Can You Take a 401(k) Withdrawal at 55?
Age 55 Access Is Possible, and Even at Age 50 for Some Workers
You just turned 55, and you want to withdraw money from your 401(k) plan. Are you allowed to? Maybe.
It depends on whether you are still working for the company where your 401(k) plan is at; if you’re no longer working for that company, then it depends on how old you were when you left employment there. I cover these various circumstances below.
Still Working for the Company
Most 401(k) plans do not allow "regular withdrawals" at age 55 while you are still working for the company.
By regular withdrawal, I mean a withdrawal that is not subject to penalties and does not require you to qualify based on special circumstances.
Instead of a regular withdrawal, you may be able to take a 401(k) loan, or qualify for a hardship withdrawal - if your 401(k) plan allows these options. Not all 401(k) plans are required to offer loans or hardship withdrawals.
You can also check with your plan administrator to see if they have a special provision that allows for something called an in-service distribution.
No Longer Working for the Company
If you want to take money out of an old 401(k) plan – meaning a plan from an employer whom you no longer work for – the rules are a little different.
If you left your previous employer during or after the year you reached the age of 55; then you can take a withdrawal from the 401(k) plan. This withdrawal will be considered taxable income, but it will not be subject to the early withdrawal penalty tax.
It applies even if you are not yet age 59 ½. It applies if you have left your money in the 401(k) plan. For qualified public safety employees this provision applies at age 50, rather than 55. See IRS Retirement Topics on Early Distributions, and scroll down to the Separation form Service section and footnotes at the bottom for verification.
If you rolled your old 401(k) plan to an IRA, this early-access provision does not apply. If you take a regular withdrawal from an IRA before age 59 ½, it is subject to income taxes plus an early withdrawal penalty tax.
What If You Left Your Previous Employer Before Age 55?
If you left your previous employer prior to the year, you reached age 55 (age 50 for public safety employees as defined by the IRS), but now you are over 55, sorry, the special age 55 withdrawal provision does not apply.
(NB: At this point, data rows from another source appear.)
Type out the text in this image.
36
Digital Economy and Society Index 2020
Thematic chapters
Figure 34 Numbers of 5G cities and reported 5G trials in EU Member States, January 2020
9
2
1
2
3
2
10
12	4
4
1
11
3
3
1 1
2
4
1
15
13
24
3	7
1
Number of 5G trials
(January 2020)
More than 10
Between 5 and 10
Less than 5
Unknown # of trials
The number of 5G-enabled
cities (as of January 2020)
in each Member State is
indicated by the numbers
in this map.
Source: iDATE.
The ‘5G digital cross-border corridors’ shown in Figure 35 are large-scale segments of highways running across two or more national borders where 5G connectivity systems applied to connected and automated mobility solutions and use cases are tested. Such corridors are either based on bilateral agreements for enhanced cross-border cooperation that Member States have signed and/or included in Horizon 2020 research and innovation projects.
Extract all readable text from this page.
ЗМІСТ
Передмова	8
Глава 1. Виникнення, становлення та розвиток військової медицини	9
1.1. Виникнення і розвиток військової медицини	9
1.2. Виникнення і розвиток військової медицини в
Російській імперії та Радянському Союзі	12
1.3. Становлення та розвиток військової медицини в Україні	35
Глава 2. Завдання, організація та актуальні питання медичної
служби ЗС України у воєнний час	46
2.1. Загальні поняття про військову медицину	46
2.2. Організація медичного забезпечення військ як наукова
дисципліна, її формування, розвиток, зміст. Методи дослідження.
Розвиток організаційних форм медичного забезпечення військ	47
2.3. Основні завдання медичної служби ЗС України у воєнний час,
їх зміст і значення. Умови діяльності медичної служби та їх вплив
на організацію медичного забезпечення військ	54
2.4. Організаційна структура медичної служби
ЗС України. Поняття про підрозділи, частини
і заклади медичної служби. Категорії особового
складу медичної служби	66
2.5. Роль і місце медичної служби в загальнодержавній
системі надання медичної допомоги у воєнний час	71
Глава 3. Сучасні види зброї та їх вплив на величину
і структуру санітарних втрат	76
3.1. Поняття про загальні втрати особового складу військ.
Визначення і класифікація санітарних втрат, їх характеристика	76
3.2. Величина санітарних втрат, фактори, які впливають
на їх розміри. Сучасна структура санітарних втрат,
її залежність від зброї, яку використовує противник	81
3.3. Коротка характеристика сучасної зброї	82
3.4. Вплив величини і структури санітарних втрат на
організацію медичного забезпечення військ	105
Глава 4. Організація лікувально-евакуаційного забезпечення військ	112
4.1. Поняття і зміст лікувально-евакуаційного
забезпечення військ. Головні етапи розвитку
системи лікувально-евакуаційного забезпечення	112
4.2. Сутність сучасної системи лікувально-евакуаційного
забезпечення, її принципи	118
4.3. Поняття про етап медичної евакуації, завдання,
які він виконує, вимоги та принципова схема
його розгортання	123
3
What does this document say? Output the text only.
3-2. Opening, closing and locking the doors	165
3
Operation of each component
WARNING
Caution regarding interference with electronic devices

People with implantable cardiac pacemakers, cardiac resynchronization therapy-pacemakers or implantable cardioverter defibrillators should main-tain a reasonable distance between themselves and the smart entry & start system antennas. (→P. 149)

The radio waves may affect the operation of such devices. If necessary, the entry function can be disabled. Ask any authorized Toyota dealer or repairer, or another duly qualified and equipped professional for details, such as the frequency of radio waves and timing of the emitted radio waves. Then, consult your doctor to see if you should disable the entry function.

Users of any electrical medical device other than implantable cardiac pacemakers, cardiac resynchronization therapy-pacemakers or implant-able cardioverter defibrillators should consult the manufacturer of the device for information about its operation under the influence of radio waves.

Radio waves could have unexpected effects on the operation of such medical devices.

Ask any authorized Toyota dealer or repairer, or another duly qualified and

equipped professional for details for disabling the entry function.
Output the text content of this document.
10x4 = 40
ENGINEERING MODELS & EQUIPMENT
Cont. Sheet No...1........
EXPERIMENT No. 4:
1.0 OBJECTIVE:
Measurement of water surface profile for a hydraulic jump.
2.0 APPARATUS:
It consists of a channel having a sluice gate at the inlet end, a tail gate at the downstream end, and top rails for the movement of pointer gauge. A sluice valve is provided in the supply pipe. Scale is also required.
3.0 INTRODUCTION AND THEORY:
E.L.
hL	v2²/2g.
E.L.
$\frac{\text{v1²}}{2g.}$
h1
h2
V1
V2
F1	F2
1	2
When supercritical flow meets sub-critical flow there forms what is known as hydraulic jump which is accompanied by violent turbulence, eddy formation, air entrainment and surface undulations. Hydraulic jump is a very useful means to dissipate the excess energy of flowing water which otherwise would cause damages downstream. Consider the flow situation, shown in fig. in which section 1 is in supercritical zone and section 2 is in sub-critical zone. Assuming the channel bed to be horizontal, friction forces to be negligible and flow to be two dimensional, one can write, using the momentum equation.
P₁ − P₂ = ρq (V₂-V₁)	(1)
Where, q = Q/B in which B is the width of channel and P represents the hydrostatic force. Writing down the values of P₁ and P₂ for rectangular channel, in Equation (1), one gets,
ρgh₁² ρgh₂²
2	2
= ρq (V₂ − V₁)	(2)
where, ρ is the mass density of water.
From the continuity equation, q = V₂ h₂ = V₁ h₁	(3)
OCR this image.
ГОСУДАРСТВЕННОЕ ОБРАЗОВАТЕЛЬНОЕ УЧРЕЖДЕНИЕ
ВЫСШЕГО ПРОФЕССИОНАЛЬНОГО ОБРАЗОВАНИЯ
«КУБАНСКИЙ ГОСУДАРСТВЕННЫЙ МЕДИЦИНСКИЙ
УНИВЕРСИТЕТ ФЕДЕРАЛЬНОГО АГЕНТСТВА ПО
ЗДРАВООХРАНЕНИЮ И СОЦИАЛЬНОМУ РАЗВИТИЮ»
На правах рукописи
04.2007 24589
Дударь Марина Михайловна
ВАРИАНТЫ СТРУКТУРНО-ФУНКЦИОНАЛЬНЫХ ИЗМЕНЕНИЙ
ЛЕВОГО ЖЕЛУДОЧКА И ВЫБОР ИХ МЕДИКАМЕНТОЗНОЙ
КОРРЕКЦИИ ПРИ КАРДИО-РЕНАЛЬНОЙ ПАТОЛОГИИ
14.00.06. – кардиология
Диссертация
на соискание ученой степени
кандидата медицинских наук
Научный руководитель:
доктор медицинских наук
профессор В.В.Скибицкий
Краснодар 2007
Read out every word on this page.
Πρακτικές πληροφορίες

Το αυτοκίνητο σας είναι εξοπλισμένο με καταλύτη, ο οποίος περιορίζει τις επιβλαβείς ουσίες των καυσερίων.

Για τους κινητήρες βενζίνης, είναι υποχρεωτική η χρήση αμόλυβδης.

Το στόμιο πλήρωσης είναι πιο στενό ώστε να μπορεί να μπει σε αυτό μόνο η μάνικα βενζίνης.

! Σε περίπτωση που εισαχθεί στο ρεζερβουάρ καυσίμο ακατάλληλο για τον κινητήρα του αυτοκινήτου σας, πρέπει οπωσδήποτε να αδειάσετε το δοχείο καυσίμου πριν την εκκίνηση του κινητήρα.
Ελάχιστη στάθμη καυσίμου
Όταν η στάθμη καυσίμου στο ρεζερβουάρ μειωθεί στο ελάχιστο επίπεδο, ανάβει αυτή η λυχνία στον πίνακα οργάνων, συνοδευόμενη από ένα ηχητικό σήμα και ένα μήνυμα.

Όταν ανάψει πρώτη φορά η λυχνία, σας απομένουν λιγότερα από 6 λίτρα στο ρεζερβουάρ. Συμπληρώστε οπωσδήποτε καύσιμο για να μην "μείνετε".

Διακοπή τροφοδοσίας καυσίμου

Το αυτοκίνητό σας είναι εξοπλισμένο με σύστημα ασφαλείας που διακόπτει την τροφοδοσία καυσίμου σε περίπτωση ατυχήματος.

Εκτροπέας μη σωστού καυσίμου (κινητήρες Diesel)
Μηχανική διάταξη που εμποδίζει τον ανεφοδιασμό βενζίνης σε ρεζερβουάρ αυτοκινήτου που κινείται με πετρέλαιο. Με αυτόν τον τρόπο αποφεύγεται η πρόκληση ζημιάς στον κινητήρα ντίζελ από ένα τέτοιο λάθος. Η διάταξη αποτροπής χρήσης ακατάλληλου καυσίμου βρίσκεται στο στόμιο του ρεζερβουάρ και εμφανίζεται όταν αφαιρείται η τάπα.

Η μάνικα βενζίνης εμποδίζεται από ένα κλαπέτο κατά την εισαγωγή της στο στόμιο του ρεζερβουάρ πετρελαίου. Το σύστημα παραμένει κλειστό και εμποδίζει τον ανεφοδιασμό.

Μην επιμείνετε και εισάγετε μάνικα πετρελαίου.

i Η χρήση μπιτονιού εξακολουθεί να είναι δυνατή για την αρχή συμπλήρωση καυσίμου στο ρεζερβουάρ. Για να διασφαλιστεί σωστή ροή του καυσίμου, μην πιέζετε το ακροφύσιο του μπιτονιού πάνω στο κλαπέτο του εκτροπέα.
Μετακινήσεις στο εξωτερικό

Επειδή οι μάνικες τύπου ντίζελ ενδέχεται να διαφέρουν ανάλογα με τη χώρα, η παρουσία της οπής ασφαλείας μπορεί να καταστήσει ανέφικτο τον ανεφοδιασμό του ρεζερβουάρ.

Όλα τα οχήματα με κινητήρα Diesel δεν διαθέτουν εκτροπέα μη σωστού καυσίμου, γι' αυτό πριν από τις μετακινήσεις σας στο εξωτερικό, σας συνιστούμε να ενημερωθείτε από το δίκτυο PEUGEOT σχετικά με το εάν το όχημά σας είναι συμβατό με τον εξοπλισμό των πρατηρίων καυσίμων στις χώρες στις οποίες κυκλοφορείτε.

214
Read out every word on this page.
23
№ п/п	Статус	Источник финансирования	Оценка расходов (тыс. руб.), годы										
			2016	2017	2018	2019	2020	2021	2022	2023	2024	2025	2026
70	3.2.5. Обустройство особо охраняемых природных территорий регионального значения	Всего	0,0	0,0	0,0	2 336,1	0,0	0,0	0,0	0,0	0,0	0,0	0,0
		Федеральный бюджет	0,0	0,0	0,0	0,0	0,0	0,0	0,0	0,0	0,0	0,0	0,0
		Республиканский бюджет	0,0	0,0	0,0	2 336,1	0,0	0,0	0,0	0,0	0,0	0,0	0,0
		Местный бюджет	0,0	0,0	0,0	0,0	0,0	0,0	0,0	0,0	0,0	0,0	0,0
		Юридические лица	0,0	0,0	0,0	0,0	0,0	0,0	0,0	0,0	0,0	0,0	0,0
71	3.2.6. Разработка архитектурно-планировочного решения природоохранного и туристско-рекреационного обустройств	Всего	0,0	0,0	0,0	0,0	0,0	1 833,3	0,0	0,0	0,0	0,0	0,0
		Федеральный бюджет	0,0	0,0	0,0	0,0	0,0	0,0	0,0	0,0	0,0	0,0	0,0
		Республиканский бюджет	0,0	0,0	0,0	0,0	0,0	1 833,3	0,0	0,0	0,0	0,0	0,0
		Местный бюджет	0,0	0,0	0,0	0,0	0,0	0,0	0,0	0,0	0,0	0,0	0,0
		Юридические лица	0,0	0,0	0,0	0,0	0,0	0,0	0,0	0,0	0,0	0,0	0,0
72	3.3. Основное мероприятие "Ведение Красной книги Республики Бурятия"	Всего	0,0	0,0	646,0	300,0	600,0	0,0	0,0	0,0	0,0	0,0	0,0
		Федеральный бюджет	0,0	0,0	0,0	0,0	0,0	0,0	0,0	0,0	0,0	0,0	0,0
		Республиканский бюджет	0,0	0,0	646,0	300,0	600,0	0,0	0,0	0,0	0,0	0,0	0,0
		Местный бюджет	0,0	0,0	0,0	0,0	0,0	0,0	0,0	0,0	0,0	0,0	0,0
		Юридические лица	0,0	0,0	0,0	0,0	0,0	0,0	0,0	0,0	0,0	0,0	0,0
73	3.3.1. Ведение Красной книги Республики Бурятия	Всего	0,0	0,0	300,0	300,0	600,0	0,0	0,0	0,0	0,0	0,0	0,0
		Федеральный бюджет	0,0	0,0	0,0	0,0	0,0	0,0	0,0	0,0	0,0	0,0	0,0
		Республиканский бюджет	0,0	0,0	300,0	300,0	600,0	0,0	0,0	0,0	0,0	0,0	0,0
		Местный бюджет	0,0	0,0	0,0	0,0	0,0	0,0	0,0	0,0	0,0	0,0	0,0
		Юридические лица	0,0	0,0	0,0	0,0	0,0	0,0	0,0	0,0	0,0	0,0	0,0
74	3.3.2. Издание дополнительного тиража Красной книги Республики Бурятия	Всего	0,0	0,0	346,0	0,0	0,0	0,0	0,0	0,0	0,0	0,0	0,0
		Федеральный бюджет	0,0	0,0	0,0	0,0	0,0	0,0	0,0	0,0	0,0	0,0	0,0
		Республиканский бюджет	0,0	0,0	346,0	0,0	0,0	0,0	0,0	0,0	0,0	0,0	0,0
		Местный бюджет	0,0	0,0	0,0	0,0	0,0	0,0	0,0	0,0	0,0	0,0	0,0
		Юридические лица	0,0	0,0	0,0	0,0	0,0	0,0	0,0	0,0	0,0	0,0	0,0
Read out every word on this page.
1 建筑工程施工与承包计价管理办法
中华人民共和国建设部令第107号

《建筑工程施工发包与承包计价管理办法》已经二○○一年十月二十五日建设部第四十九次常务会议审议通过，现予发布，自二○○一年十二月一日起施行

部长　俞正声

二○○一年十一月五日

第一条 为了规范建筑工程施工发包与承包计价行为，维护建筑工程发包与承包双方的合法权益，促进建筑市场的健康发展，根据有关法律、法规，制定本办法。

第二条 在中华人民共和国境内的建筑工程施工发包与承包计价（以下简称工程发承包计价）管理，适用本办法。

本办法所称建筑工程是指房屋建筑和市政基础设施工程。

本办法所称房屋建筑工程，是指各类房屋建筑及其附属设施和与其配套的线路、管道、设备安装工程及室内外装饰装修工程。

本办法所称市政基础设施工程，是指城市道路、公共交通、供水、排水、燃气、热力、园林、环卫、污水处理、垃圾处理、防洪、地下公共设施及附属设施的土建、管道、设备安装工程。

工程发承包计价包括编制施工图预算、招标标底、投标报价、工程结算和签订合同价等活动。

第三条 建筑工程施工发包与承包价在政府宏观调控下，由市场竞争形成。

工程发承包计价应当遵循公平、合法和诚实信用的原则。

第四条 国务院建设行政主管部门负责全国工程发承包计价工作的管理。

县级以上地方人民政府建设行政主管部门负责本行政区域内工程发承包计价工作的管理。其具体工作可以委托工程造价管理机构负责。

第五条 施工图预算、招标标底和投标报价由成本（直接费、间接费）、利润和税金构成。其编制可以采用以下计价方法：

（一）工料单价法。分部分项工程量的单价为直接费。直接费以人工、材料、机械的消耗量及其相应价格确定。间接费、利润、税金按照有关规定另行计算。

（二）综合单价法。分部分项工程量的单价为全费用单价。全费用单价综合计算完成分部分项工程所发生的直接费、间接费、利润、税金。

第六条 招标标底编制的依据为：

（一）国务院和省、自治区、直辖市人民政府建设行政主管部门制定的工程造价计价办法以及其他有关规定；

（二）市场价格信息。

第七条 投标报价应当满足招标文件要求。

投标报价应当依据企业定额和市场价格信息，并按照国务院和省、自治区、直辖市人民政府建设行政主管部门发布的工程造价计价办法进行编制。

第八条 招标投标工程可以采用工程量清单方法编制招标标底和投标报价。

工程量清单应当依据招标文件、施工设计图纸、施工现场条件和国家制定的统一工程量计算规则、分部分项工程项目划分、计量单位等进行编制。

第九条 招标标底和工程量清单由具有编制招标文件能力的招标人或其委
Any withdrawals you take will be subject to the penalty tax unless you can roll your 401(k) plan to an IRA and qualify for an exception to the penalty.
401(k) money is creditor protected. You will void this protection by cashing in a 401(k) plan early. If you are in financial trouble, cashing in a 401(k) plan early may be the worst thing to do.
If you are retiring early (before age 60 for example), in some cases, it can make sense to leave money in a 401(k) plan until you reach age 59 ½. In this way, you can take withdrawals if you need to.
If you could retire at age 54, it might make sense to wait until the year you reach age 55. This way you have more access to your 401(k) money and can take withdrawals that are not subject to an early withdrawal penalty tax.
If you are a beneficiary and inherited, a 401(k) plan the rules above do not apply. The rules that apply to you will depend on whether you were a spouse, or non-spouse, and the age at death of the 401(k) owner.